幽霊姫は止まれない!
(どうやったのかは知らないけど)

 王太子妃になって王族へ入ることを目標にしているなら、成功と言っていいかは微妙なライン。
 けれど魔力を使わなくては見つけられないくらい上手く経歴を隠し、こちら側に聖女を潜り込ませた誰かはきっと強敵だ。
 
 そしてその誰かなら、きっと三か月後に何が起こるのかを知っているはず。

「三か月後に何が起きるのかを知っているのか、何かを起こすつもりなのかはわからないけどね」
「黒幕が預言の力を持っているのか、それともその黒幕が何かを企てているってことですか」
「えぇ。そうじゃないと色々辻褄が合わないもの」

(今よりももっと、誰もに敬われる立場が欲しくないか、とか言って唆されたんじゃないかしら)

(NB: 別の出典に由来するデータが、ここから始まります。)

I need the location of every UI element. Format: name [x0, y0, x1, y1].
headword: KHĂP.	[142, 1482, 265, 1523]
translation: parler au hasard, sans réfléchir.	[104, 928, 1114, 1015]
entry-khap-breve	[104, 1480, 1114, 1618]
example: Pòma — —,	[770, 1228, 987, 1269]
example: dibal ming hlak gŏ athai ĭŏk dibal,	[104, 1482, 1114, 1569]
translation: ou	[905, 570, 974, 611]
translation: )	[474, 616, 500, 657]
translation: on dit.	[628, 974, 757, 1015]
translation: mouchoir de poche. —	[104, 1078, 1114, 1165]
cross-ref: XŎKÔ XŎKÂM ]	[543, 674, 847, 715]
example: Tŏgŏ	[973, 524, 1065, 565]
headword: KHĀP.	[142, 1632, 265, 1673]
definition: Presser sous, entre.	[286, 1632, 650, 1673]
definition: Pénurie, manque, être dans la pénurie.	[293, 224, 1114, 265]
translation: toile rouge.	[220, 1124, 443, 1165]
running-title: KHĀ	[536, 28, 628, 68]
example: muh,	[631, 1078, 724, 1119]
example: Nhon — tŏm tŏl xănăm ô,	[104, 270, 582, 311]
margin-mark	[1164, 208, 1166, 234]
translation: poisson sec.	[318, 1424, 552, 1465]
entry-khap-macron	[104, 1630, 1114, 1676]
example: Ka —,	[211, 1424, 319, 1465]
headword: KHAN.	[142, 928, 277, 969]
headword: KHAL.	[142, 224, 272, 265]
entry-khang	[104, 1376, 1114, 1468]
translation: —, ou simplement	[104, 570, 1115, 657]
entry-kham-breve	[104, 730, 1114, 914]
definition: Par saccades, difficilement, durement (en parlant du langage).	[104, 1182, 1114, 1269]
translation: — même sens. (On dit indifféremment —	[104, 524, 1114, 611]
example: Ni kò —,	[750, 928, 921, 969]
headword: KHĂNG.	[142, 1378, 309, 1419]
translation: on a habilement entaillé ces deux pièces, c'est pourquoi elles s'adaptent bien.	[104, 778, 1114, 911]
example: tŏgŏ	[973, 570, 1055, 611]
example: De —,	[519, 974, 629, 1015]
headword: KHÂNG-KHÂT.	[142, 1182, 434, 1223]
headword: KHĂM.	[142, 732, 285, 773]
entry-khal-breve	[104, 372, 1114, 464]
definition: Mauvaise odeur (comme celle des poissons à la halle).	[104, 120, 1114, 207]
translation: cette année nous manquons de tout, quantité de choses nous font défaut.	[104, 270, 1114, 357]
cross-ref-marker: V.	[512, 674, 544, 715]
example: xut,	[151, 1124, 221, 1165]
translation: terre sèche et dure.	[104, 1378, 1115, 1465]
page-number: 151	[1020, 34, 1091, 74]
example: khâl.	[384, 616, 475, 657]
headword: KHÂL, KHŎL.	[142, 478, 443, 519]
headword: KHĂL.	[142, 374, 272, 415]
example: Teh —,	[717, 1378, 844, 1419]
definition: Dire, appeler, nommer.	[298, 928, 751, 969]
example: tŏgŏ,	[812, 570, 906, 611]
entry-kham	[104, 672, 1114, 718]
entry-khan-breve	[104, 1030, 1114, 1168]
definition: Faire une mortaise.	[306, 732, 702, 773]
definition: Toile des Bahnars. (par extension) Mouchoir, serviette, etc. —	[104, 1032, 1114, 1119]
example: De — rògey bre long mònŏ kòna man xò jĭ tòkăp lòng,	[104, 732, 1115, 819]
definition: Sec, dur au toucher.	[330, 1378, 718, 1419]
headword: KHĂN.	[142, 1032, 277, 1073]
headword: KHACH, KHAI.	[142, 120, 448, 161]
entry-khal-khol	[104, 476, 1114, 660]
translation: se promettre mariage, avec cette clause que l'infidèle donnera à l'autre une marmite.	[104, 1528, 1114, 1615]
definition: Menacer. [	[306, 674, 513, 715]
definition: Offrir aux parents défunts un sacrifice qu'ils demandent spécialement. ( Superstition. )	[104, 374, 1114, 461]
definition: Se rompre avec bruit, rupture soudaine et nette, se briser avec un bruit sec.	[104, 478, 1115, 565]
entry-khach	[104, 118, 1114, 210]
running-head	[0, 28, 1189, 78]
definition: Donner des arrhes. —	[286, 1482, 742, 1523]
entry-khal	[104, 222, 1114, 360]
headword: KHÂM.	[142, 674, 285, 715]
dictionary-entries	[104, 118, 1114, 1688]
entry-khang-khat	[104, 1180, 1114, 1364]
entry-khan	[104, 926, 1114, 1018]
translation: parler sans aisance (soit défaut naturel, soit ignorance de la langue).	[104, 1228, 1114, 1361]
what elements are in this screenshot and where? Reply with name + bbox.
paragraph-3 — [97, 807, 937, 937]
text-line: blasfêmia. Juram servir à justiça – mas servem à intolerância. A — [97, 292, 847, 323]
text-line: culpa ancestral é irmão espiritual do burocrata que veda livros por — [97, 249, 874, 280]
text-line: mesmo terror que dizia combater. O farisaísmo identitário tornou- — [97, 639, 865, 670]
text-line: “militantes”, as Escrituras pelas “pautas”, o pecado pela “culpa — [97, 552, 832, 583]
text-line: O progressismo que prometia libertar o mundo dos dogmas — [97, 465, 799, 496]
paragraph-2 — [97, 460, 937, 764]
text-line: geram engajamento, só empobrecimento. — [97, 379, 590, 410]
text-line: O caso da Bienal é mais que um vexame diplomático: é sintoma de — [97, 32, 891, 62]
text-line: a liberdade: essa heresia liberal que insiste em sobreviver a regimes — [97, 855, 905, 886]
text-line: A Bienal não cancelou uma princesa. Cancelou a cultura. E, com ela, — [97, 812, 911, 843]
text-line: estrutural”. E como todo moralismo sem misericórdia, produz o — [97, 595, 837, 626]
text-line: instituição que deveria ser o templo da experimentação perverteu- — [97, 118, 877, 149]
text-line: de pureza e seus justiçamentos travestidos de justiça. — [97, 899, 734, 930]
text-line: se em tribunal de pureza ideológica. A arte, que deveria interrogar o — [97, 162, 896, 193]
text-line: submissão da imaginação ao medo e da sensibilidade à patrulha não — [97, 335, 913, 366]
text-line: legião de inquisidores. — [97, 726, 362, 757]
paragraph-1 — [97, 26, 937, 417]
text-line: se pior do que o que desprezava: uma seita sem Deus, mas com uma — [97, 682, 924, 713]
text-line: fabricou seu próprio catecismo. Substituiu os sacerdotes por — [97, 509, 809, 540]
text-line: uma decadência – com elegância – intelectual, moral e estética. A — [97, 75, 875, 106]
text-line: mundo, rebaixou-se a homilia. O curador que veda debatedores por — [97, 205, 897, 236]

 万が一失敗しても、素性を隠し密会していた場所が娼館のみであれば彼女から情報は漏れないだろう。 
 
「多分お兄様やお姉様たちも、預言が本物ではないと思っているはずよ」
「やっぱりぎっくり腰程度だからですか?」
「それもあるけど……。ならなんで候補として迎え入れたと思う?」

 私がそう聞くと、オスキャルの顔色が悪くなる。
 流石の彼も、ある可能性に気付いたのだ。